Why is it happening? A few factors are at play, amongst them vaccine scepticism, vaccine fatigue and complacency. With the health system of the world’s most powerful nation now under the charge of an individual with many alternative views on health including vaccine scepticism, fuel is provided to the anti-vaccination movement globally. We don’t expect that the US President and his eccentric inner circle will provide any strong leadership on this issue if his Health Secretary, Robert F Kennedy, goes rogue on vaccines. Vaccine fatigue is a new but seemingly quite real phenomenon arising from the vaccine mandates of the COVID era, and refers to those people who are simply “over it” and can’t be bothered going to have more vaccines. There could be elements of denial of vulnerability intermixed with this, and complacency is also a related problem. There could be something in the fact that the parents of 2025 have no lived experience with people around them suffering from vaccine-preventable illnesses that used not to be so rare as they are now.

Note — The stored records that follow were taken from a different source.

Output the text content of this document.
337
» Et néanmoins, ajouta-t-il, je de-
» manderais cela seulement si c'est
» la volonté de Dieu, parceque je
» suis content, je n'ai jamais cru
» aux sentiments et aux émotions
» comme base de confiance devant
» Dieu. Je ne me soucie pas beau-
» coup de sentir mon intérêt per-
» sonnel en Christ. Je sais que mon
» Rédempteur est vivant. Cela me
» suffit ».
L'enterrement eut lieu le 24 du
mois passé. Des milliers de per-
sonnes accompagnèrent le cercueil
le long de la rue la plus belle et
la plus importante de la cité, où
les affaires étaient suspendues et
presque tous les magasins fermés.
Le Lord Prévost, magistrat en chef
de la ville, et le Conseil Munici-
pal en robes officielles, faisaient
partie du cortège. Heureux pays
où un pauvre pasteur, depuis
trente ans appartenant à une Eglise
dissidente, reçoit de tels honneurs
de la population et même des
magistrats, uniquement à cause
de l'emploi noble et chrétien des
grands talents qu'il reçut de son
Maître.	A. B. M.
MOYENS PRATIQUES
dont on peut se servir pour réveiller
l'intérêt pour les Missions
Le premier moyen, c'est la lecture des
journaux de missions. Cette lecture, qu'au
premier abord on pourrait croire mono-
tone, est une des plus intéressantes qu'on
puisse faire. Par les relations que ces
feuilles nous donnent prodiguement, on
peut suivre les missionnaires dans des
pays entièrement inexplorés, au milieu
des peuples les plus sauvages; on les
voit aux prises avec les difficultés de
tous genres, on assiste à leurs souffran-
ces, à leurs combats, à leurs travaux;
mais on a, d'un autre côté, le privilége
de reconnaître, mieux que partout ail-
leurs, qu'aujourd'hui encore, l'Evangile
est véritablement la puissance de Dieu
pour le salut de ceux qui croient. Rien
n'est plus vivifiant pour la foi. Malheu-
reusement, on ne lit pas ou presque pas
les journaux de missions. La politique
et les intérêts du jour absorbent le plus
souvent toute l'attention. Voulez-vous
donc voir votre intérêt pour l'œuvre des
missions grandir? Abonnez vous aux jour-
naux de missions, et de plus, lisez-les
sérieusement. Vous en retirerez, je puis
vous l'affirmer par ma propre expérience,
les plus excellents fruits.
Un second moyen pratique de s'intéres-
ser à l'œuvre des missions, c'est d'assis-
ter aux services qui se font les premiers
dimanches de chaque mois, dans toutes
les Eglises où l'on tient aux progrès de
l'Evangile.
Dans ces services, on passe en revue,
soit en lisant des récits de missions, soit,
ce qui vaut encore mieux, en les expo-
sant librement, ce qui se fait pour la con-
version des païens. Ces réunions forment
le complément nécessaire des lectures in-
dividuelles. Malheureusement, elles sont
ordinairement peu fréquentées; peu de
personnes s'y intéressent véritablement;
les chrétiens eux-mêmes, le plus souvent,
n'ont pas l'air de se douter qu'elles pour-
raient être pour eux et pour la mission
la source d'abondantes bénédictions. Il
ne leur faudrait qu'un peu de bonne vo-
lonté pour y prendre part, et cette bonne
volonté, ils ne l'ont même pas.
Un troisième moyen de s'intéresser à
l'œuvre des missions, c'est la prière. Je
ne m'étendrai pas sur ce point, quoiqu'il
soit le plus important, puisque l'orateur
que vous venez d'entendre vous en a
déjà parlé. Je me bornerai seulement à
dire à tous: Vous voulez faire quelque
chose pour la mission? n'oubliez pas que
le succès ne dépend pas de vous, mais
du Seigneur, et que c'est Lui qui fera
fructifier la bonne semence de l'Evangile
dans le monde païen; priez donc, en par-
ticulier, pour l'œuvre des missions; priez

It is probably not all about vaccination per se. Alternative beliefs seem to be on the rise in a number of domains of healthcare, from fearmongering about statins through to fluoridation of the water. Did you know that in Queensland, where local councils have the final say on whether their locals will receive a fluoridated water supply, only 72% of the population can access fluoridated drinking water and it remains a contentious topic amongst local government areas where fluoridation remains the status quo? The broader issue is one of mistrust in authority, science and expertise.
Those of us who believe in science and modern medicine, therefore, cannot ourselves be complacent about this movement that is occurring in our community. We need to use every opportunity we can to remind the community about the major advances that have been made in public health over the past century, and that the world of the past was in many respects a darker and more dangerous place in which to live.